Total operating expenses stood at $138.8 million, up from $116.9 million reported in the year-ago quarter. This can be attributed to elevated employee compensation costs (due to labor shortage) and increased professional fees. These were somewhat offset by reduced spending on strategic growth initiatives and other restructuring programs.

Adjusted EBITDA from continuing operations came in at $76.6 million, down by $9.2 million due to additional costs associated with labor and supply-chain bottlenecks amid a tough macro environment.

Other Updates & Guidance

TreeHouse Foods concluded the quarter with cash and cash equivalents of $74.7 million, long-term debt of $1,879.4 million and total shareholders’ equity of $1,715 million.

While management expects the labor and supply-chain environment to remain challenging, it is making a solid improvement around service, which is likely to continue in 2023.

Management expects the demand for private label food and beverages to remain robust in 2023. Moreover, it expects net sales growth to be strong in the fiscal due to the company’s pricing actions to counter inflation in 2022.

For the fourth quarter of 2022, TreeHouse Foods anticipates net sales (from continuing operations) growth of 22-24%, mainly backed by pricing. It expects an adjusted EBITDA margin of 10.5-12%, indicating significant sequential growth due to pricing actions undertaken to date, cost-saving efforts and peak seasonality.

This Zacks Rank #1 (Strong Buy) stock has risen around 3% in the past three months against the industry’s decline of 0.9%.

Other Staple Stocks to Consider

Some other top-ranked stocks from the sector are Lamb Weston LW, The J.M. Smucker SJM and Conagra Brands CAG.

Lamb Weston, a frozen potato product company, currently sports a Zacks Rank #1. LW has a trailing four-quarter earnings surprise of 47.3%, on average. You can see the complete list of today’s Zacks #1 Rank stocks here.

The Zacks Consensus Estimate for Lamb Weston’s current financial-year sales and earnings suggests growth of 14.6% and 45.7%, respectively, from the year-ago reported numbers.

The J.M. Smucker, which manufactures and markets branded food and beverage products, sports a Zacks Rank #1 at present. The J.M. Smucker has a trailing four-quarter earnings surprise of 20.8%, on average.

The Zacks Consensus Estimate for SJM’s current financial-year sales suggests growth of 4.6% from the year-ago reported number.

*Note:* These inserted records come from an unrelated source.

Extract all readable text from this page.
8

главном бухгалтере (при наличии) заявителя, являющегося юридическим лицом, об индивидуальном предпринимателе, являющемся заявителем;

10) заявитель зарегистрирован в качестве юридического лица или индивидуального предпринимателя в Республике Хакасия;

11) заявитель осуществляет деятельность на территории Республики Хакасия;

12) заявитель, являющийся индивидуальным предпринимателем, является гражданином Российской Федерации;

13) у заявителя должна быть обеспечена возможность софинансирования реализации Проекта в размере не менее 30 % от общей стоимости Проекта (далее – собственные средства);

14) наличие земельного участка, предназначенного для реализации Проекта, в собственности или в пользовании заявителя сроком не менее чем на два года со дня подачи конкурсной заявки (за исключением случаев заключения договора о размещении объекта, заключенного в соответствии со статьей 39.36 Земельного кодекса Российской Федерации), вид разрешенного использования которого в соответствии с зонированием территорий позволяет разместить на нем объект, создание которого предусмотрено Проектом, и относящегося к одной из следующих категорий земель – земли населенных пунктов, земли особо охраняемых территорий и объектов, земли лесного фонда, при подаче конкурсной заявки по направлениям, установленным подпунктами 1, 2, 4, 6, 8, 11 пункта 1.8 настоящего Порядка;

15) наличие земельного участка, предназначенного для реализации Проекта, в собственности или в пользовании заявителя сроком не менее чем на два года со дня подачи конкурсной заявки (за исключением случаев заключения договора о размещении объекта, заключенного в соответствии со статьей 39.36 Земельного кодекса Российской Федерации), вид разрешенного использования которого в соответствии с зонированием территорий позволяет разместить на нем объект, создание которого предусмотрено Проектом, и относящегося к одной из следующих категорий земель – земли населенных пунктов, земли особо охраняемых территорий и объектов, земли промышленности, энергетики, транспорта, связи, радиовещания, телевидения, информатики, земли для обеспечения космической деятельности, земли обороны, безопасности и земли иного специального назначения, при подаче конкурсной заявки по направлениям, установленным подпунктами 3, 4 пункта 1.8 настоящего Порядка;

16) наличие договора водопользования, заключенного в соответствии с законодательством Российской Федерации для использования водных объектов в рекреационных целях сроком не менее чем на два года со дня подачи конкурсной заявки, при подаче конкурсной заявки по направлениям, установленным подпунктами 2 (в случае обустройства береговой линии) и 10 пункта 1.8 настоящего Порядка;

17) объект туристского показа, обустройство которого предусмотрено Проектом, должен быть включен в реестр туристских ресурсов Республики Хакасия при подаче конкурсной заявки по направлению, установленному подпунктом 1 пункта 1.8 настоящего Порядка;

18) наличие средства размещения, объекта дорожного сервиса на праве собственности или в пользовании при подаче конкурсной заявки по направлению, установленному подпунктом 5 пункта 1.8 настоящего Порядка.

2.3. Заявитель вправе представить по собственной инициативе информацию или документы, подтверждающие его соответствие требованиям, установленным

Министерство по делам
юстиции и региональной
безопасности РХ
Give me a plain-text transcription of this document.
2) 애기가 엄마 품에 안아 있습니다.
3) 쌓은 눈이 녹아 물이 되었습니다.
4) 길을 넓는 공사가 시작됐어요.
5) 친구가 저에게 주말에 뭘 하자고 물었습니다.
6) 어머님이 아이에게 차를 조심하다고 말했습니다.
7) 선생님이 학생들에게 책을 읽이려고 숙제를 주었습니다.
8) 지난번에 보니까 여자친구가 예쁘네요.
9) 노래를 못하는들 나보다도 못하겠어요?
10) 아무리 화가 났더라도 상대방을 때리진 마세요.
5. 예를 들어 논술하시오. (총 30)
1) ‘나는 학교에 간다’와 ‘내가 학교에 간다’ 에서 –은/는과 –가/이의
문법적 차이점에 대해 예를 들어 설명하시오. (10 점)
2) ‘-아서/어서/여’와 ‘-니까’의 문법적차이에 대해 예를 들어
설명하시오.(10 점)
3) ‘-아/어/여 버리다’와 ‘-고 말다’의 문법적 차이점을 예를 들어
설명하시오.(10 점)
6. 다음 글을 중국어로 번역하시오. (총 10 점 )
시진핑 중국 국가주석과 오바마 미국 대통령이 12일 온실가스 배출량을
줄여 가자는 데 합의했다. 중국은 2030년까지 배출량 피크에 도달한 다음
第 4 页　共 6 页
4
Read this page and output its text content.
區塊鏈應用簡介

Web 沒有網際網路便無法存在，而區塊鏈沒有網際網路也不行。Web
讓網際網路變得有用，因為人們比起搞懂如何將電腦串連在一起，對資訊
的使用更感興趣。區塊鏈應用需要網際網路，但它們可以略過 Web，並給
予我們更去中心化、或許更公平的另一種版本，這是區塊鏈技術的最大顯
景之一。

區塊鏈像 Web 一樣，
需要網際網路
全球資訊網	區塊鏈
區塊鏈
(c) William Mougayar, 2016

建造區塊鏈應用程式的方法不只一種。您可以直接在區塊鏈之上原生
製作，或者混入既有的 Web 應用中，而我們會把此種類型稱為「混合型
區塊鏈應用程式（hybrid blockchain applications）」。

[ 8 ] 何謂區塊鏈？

Conagra Brands, which operates as a consumer-packaged goods food company, currently carries a Zacks Rank of 2 (Buy). CAG has a trailing four-quarter earnings surprise of 1.8%, on average.

The Zacks Consensus Estimate for Conagra Brands’ current financial-year sales and EPS suggests growth of 5.2% and around 3%, respectively, from the corresponding year-ago reported figures.